The Hill editor Will Sommer, whose newsletter on right-wing media is an essential read, points to this Daily Caller column as a distillation of Moore's base: voters so angry at liberals that they will do literally anything to spite them, including electing a guy who thinks America was last great when "families were united, even though we had slavery." (Never mind that slavery was literally built on ripping families apart.)

So who knows what's next. Probably more Roy Moores, to be honest. He's not the first candidate for national office accused of serious misconduct and beloved by his party's base and he probably won't be the last, not as long there is a bastion of the GOP again willing to overlook increasingly troubling allegations in the name of winning.

What they’re saying

"Roy Moore will always vote with us. VOTE ROY MOORE!"
"It's going to make it more expensive to live here."
"You cannot silence me or the millions of women who have gotten off the sidelines to speak out about the unfitness and shame you have brought to the Oval Office." — Sen. Kirsten Gillibrand, responding to an early-morning Trump tweet accusing her of "doing anything" for campaign donations.
— President Trump on Twitter this morning, distilling what seems to be the general GOP vibe on the Alabama senatorial candidate.

In other news…

  1. A federal judge released a bunch of documents in the Pennsylvania gerrymandering trial that Republicans had fought to keep sealed. "Among them are maps that contain detailed data on partisanship across the state, which experts said appear to confirm widespread suspicion that Republicans had intentionally drawn the map to favor their party," my colleague Jon Lai reports. (Worth noting: some Democrats, including Philly's U.S. Rep. Bob Brady, helped get those crazy districts drawn back in 2012.)

  2. The #MeToo movement is increasingly focusing on President Trump.

  3. Mayor Kenney wrote an op-ed for the Inquirer about what Philly can expect from the tax plan.

  4. Yours truly wrote a story about the effect the tax bill will have on graduate students.

What I’m reading

  1. We learn from the New York Times that the president drinks 12 Diet Cokes a day. This, to my mind, is not that surprising, probably because nothing surprises me anymore! But maybe you'll feel differently.

  2. This essay from The Outline on how the age of fake news is affecting, of all places, the music industry, is really interesting.

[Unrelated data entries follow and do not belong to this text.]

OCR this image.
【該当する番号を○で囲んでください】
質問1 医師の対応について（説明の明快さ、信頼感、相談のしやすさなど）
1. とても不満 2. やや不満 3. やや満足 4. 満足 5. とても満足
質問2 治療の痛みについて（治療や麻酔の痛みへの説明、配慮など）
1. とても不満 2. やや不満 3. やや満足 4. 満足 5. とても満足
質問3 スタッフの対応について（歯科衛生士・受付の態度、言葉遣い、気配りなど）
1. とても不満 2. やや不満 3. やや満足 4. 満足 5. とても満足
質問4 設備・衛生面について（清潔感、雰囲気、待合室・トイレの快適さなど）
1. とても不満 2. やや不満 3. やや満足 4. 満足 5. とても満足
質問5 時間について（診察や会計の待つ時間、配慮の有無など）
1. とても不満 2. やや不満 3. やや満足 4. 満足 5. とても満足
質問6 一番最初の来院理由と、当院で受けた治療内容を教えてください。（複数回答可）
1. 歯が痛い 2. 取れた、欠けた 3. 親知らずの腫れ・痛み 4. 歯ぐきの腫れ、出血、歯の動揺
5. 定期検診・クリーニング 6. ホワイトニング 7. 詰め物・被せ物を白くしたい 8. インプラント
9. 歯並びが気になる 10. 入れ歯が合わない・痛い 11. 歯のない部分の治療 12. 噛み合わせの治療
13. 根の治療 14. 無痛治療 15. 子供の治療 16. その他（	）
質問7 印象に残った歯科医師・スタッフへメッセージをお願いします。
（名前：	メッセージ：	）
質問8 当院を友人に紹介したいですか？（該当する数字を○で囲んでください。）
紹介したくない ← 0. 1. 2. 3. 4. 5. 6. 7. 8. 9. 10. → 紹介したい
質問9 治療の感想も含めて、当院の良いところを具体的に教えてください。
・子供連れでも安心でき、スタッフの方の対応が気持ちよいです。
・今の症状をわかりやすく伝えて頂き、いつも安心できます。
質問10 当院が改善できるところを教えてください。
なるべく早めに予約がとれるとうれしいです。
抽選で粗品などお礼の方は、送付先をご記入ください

  3. My colleagues Julia Terruso and Justine McDaniel gauged the reaction in the Philly area to Trump's decision to declare Jerusalem the capital of Israel.

A non-political palate cleanser

Carson Wentz is injured and I, a nominal football fan at best, am ready to burn the world down over it, so let's all comfort ourselves with a bunch of local doctors saying he will eventually, probably, be just fine.